Interviews
Julio Martínez, Co-Founder and CEO of Abacum – Interview Series

Julio Martínez, Co-founder and CEO at Abacum, is a fintech entrepreneur with nearly two decades of experience spanning investment banking, corporate development, venture building, and technology leadership across major global financial centers. He began his career in finance roles covering capital markets, M&A, and private equity before pivoting into fintech, where he helped launch and scale multiple digital financial products and platforms. Prior to Abacum, he co-founded and scaled Banco Sabadell’s corporate venturing arm, leading product launches, strategic investments, and acquisitions across Europe, the Americas, and Asia. Today, as CEO of Abacum, he applies deep operational finance expertise to building tools that modernize how finance teams plan, forecast, and drive business performance.
Abacum is an AI-native financial planning and analysis (FP&A) platform designed to help mid-market finance teams simplify and modernize planning, forecasting, reporting, and budgeting by connecting operational and financial data with collaborative workflows and automated insights. Built to replace manual spreadsheet-driven processes, the platform centralizes real-time data, supports advanced scenario modelling and multi-dimensional financial modelling, automates repetitive tasks such as reporting and forecast updates, and integrates with hundreds of systems to give teams a single source of truth. Abacum’s features drive accuracy, efficiency, and strategic decision making, enabling finance organizations to reduce manual work, accelerate planning cycles, and focus on growth-oriented insights
You spent nearly two decades working in finance and fintech before founding Abacum. What specific frustrations with how finance teams planned, forecasted, and reported performance made you and Jorge realize the tools you were using were not fit for purpose and that you needed to build the product you wished you had yourselves?

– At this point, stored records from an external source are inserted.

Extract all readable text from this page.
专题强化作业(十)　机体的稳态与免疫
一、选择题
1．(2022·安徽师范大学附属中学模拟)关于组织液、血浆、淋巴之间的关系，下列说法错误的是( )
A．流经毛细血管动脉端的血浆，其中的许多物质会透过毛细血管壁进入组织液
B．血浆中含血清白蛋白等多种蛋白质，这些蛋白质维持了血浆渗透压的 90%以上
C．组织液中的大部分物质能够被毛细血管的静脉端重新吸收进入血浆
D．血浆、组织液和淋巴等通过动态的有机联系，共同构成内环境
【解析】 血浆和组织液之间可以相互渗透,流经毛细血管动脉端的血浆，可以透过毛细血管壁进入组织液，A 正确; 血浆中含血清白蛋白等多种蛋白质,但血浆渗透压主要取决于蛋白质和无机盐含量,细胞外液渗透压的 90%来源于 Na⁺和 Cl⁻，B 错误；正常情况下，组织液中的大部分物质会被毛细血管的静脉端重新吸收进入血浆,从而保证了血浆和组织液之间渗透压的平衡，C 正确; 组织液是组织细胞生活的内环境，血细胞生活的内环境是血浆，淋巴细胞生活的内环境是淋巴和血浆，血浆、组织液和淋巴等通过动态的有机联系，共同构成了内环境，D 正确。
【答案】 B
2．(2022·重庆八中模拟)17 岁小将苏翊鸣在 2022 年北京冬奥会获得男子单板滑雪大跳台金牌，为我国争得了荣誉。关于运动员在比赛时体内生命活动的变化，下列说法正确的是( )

I realized that finance was losing influence not because the analysis was wrong, but because it arrived too late. Across banking, fintech, and high-growth startups, I kept running into the same moment. In an exec meeting, someone would ask a reasonable question like: “How many months of runway do we really have if we slow hiring?” or “What happens if revenue slips next quarter?” And could not answer the room in real time.
It wasn’t because I didn’t understand the business or because the math was hard. The problem was structural. Cash lived in one system, headcount in another, revenue somewhere else, and expenses in spreadsheets. To answer confidently, you had to pull everything together, rebuild the model, reconcile discrepancies, and hope nothing broke.

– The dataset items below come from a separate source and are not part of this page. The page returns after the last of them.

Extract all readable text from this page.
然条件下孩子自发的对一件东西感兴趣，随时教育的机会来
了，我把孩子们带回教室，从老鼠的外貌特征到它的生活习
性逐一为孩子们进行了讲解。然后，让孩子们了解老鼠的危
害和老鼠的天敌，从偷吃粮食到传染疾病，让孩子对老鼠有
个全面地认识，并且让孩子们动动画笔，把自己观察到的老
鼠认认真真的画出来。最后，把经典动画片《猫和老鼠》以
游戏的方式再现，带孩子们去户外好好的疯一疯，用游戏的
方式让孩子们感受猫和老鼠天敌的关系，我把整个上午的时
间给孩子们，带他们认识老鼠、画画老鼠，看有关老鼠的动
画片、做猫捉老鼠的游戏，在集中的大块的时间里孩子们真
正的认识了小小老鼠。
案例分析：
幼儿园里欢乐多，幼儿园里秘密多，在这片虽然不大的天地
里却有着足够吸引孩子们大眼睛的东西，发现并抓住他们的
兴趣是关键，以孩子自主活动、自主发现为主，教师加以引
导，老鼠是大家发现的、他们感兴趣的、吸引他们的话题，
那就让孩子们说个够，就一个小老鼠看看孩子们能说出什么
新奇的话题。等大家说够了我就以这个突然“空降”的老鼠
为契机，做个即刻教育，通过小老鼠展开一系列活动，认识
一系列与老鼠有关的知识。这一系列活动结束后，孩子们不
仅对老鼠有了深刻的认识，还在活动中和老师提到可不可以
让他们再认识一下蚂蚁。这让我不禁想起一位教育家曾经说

By the time I could return with an answer, the decision window had closed. That was the real problem. Finance earns its seat at the table through rigor but keeps its seat through timing. If you cannot show up with confident decision support in minutes or hours, you lose influence, even if your analysis is perfect a week later.
What made it worse was the false choice finance teams were given. They were either using spreadsheets that were flexible and fast, but fragile and ungoverned. Or legacy platforms that were powerful but assumed a static business and required heavy administration just to function.

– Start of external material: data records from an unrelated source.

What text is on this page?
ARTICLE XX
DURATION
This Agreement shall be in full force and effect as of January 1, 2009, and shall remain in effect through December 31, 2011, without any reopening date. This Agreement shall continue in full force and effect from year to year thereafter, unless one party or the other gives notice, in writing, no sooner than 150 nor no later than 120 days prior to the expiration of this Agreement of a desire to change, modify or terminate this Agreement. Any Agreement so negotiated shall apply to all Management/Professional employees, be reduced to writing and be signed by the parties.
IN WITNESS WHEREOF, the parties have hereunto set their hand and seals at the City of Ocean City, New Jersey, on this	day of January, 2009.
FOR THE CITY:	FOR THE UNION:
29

Meanwhile, modern companies operate in sprints, even at the exec level. Plans shift constantly. Decisions stack up. Finance cannot afford to be the team that is always “coming back with the answer.”
That is why we founded Abacum. We wanted a planning system built for speed and trust at the same time, so finance can apply rigor early enough to shape direction while choices are still negotiable.
When you started building Abacum in 2020, how did you validate that this problem extended far beyond your own experience and was shared by fast-growing mid-market companies?
The first validation came in a conversation I expected to disprove my thesis. I called my co-founder Jorge because he was the smartest finance person I knew, and I assumed he would tell me there was a better way I had somehow missed.
Instead, we compared notes for hours and realized we had lived the same pattern in different environments. Finance teams are drowning in reconciliation, constantly rebuilding models, and always one step behind the business. That was the moment it clicked for us. This was not a personal failure or a process issue. It was a structural problem shared across companies.
We then spoke to CFOs and finance leaders across industries, geographies, and growth stages. The language changed, but the story did not. “We are always rebuilding instead of advising.”
The deeper insight for us was that this failure repeats in cycles. Every few years, a new platform claims to have solved FP&A. Then the pace of business accelerates again. New tools, new metrics, new stakeholders, new planning cadences. The system bloats and breaks under change.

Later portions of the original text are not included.